Jeffrey signals opposition to Vision 2040 transit plan; another showdown on LRT route if re-elected
A week before the municipal election and after the close of advanced voting, incumbent mayor Linda Jeffrey has released a transportation platform for Brampton that appears to be inconsistent with her earlier stance on the city’s transit future under the new 2040 Vision plan.
Her proposal also rejects the $4.4 million council-approved study of alternate LRT routes, and signals that if re-elected Jeffrey will again make the twice-defeated Main Street LRT option a top priority.
The plan, released Sunday by her campaign team, contains other inconsistencies.
Jeffrey, who aggressively lobbied for the provincially approved Main Street option under the former Kathleen Wynne Liberal government, states in her new transit platform that the alternate LRT routes currently being studied under a council resolution, one along Kennedy Road and one on McLaughlin Road, have already “failed” and are not supported by staff, engineers or transit experts.
Commissioner Joe Pitushka, in charge of public works and engineering, made it clear when the alternate routes were approved by council for study in 2016, that they had previously received only a cursory review by staff, before the $4.4 million assessment was initiated by council after the Main Street option failed. It’s unclear which “transit experts” Jeffrey is referring to in her announcement.
Jeffrey has repeatedly refused to support any study or consideration of an option other than the Main Street alignment, even after it was rejected by the current council, after the previous council had also rejected the route supported by the former provincial Liberal government.

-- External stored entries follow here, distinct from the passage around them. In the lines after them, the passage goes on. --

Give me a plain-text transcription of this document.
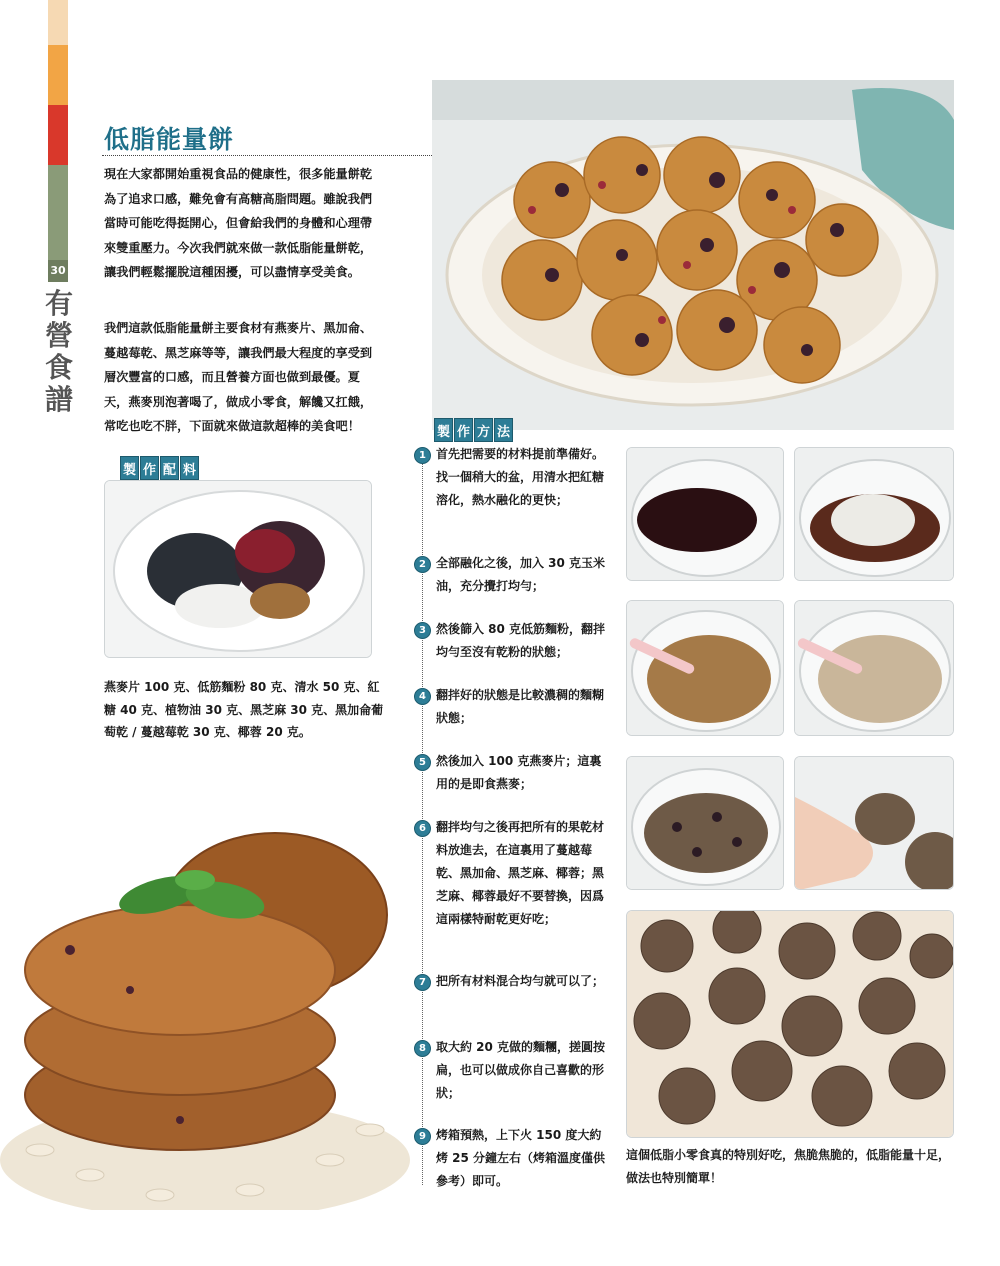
30
有
營
食
譜
低脂能量餅
現在大家都開始重視食品的健康性，很多能量餅乾為了追求口感，難免會有高糖高脂問題。雖說我們當時可能吃得挺開心，但會給我們的身體和心理帶來雙重壓力。今次我們就來做一款低脂能量餅乾，讓我們輕鬆擺脫這種困擾，可以盡情享受美食。
我們這款低脂能量餅主要食材有燕麥片、黑加侖、蔓越莓乾、黑芝麻等等，讓我們最大程度的享受到層次豐富的口感，而且營養方面也做到最優。夏天，燕麥別泡著喝了，做成小零食，解饞又扛餓，常吃也吃不胖，下面就來做這款超棒的美食吧！
製 作 配 料
燕麥片 100 克、低筋麵粉 80 克、清水 50 克、紅糖 40 克、植物油 30 克、黑芝麻 30 克、黑加侖葡萄乾 / 蔓越莓乾 30 克、椰蓉 20 克。
製 作 方 法
1 首先把需要的材料提前準備好。找一個稍大的盆，用清水把紅糖溶化，熱水融化的更快；
2 全部融化之後，加入 30 克玉米油，充分攪打均勻；
3 然後篩入 80 克低筋麵粉，翻拌均勻至沒有乾粉的狀態；
4 翻拌好的狀態是比較濃稠的麵糊狀態；
5 然後加入 100 克燕麥片；這裏用的是即食燕麥；
6 翻拌均勻之後再把所有的果乾材料放進去，在這裏用了蔓越莓乾、黑加侖、黑芝麻、椰蓉；黑芝麻、椰蓉最好不要替換，因爲這兩樣特耐乾更好吃；
7 把所有材料混合均勻就可以了；
8 取大約 20 克做的麵糰，搓圓按扁，也可以做成你自己喜歡的形狀；
9 烤箱預熱，上下火 150 度大約烤 25 分鐘左右（烤箱溫度僅供參考）即可。
這個低脂小零食真的特別好吃，焦脆焦脆的，低脂能量十足，做法也特別簡單！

Her statement in her transit plan also appears to be inconsistent with council’s unanimous support of the city’s Brampton 2040 Vision, a document produced by Vancouver-based urban planner Larry Beasley after council hired his firm to formulate a dramatic vision to help plan the city’s future growth, as more than 300,000 new residents are projected to settle here in the next two decades.
About 13,000 residents participated in the formulation of the 2040 Vision and Jeffrey, along with the rest of council, voted in favour of Beasley’s plan in May.
But her new transit platform appears to reject a central element of the 2040 vision, the higher-order transit route that it calls for, which would see LRT loops run along both Kennedy and McLaughlin. It’s unclear why Jeffrey didn’t voice her opposition to these corridors when she voted in favour of the 2040 Vision in May.
Beasley’s 2040 Vision plan for Brampton, called The Living Mosaic, includes his approved proposal of the route the LRT would take across the city. The route north on Hurontario Street from Port Credit in Mississauga would remain unchanged until it hits Brampton’s southern limit on Steeles Avenue. From there, it would feature two looping routes across Brampton, the first one going east along Steeles to Kennedy, then south towards Derry Road, where it would travel west and link up again with Hurontario. The second loop would go west towards McLaughlin, then north towards Queen Street, where it would loop back down once it hit Kennedy and finally head toward McLaughlin again.
Jeffrey claims in her newly released plan that 60 percent of the city’s residents were in favour of the Main Street LRT route, a figure she has used in the past when she said a survey had been conducted. But little was ever shared about the survey she said had been conducted. Details remain unclear, for example, about who paid for the survey, who conducted it, what were the specific questions that were asked and who exactly was surveyed.
In late August The Pointer commissioned Forum Research to survey 999 eligible Brampton Voters, and 61 percent said they supported an LRT route in Brampton. Of those, 40 percent said they support the Main Street option, 19 percent chose McLaughlin, 17 percent picked Kennedy and 24 percent said they support a different route altogether.
Jeffrey also says in her newly released transit plan that she worked with other politicians “to get Brampton on the Kitchener-Waterloo corridor”.
It’s unclear what she is referring to. Brampton did benefit from some additional GO Train service between Kitchener and Toronto that began in 2016 and the former Liberal government at Queen’s Park announced a plan to study the viability of a new freight line that, if built, would free up capacity for more GO service along the existing corridor that would also benefit Brampton. But it remains unclear what the new Doug Ford PC government will do, regarding those earlier commitments.
When the former Liberal government last year announced a planned High-Speed Rail line along the same corridor, running next to Brampton, Jeffrey failed to get the city a stop on the proposed route, while Mississauga will get one, if the planned high-speed system moves forward under Ford's provincial government.
Other highlights of Jeffrey’s just released transit pledge, include:
• Securing funding from the federal government for ZUM/BRT transit expansion, Smartbus technology and fare collection equipment, more public transit buses to meet the increase in ridership, a new transit facility, a downtown mobility hub, a Pearson Airport transit hub.
• Leading the charge to cancel the unnecessary, expensive $4.4 million study for the already failed alternate LRT routes that are not supported by staff, engineers or transit experts.
• Supporting the Queen Street Bus Rapid Transit (BRT) project and listening to public input on options being proposed by staff.